I could have written about going to my undergrad in Iowa and presenting at Dordt's annual "Hug a Linguist" seminars. I could have talked about what a great trip it was but how it reminded me that I need to prepare different sorts of messages for different audiences (I think my presentations were a little too academically weighty for most of the undergrads). I was also thankful that Sioux Center doesn't make me wish I had chosen differently. I'm pretty content with life in BC because I believe that's where God asked me to go.
I could have written about all my fun times with friends over the past semester. We celebrated American Thanksgiving in style with cinnamon buns for breakfast, birthday celebrations at lunch, and a huge potluck at school in the evening. I've watched movies, sat in hot tubs, gone to the US, gone shopping, etc.
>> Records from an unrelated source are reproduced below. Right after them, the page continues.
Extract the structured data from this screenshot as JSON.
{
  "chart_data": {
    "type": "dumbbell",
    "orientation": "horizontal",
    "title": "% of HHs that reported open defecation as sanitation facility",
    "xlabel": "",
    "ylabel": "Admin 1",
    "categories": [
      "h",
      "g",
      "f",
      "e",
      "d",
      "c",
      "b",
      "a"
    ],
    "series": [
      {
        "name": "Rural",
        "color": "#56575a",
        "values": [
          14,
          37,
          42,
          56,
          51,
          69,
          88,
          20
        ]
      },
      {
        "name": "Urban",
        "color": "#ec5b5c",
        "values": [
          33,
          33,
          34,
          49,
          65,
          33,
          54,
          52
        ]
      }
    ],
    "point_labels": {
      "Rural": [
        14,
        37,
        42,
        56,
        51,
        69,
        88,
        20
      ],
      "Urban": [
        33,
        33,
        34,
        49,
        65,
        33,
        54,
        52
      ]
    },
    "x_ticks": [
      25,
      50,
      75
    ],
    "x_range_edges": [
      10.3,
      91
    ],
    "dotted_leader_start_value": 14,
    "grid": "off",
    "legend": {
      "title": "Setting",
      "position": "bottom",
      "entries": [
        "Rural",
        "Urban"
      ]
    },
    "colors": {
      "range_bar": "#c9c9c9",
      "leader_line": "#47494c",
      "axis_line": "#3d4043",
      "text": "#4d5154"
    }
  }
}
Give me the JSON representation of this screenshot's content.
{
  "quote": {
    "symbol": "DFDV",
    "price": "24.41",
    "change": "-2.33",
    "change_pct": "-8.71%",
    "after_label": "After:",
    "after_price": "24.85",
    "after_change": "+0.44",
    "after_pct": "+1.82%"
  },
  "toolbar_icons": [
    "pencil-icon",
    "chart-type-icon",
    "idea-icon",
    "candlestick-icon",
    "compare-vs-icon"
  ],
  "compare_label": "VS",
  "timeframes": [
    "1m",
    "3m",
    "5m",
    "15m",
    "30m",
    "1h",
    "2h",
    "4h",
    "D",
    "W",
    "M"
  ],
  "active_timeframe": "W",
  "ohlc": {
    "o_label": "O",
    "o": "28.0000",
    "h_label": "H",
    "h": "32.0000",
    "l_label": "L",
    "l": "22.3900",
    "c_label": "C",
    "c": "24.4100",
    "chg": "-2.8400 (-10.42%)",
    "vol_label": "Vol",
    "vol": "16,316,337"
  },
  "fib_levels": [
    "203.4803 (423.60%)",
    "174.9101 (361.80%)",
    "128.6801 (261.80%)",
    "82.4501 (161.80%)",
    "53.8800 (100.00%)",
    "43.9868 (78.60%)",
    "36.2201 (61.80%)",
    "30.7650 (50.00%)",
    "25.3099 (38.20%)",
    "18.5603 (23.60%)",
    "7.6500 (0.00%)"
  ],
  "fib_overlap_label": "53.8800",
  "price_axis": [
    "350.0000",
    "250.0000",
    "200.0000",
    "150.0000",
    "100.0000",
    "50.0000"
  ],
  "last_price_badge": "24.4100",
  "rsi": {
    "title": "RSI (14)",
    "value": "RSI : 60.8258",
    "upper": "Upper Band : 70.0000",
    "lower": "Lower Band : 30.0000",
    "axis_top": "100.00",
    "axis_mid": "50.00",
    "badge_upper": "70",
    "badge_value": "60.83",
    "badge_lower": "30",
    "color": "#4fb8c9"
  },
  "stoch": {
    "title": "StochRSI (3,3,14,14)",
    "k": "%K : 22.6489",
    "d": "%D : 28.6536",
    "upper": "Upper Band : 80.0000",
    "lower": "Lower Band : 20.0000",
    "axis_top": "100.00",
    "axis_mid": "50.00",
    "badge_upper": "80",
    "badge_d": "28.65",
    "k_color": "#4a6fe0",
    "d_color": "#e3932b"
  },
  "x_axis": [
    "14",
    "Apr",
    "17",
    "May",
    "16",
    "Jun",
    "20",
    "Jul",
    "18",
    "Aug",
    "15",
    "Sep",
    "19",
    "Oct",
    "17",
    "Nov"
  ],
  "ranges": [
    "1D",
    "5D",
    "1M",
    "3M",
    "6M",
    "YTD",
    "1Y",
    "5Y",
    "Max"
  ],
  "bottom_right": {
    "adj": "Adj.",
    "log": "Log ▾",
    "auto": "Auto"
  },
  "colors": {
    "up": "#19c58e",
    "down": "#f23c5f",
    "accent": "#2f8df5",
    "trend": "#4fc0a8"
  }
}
I could have written about my massive assignments. I took over the library with my 17 pieces of discourse chart spread out along a wall and wrote a paper in two days (not something I was particularly proud of, but it happened). I read a biblical passage in Greek in order to look for key words in a paper on the interpretation of Acts 17. Lots of other things, but Christmas break has muddled my mind as to academics last year. I could have written about all the things I learned.
But I lacked the heart. Perhaps for the past few months I've stopped seeing life as part of an adventure and more like something to get through. Now you may be thinking, oh great. Here comes the "I've had a rough time but I've come through on the other side" blog. Nope. If you're anything like me, you can stop that internal rant about people just talking about their struggles when they're past them. I'm not doing that. I'm just finally ready to talk about my struggles a little bit. I'm still in the midst of them.
In fact, I was able to articulate what's been going on for me just a few weeks ago when I was home with my parents over Christmas break. I told them I felt afraid and alone and lost. Just naming the looming fears inside me helped a lot.
And now it's been months since Christmas, and I still haven't put out this blog. Probably because I'm still working through so much. The struggle feels distant because I've chosen to put my questions and hauntings on the back burner. I need to get through school right now. I'm not afraid anymore, and I usually don't feel too alone. But I do feel lost and broken.
I suspect that God wants me in ministry long-term, but I can't minister from the state I'm in right now. I need to take time to figure out the basics and connect to God on a heart level. I know the right answers, but it's not good enough. I want to feel deeply convicted about who Jesus is to me and what difference God makes in my life. Beyond culture or comfort, I want the Gospel to be alive to me so that I can testify about the Kingdom of God in truth. I'll explain more later, but now I feel like this post needs to stop sitting in my drafts.
Pray for me. Some days are filled with light and life, and some days are a desolate wasteland. I'm not really sure why, and I can't predict my moods. I will choose, though, to put my hope in the Lord. I will not let him go until he blesses me. And I will count those blessings every time I start to slip into despondency.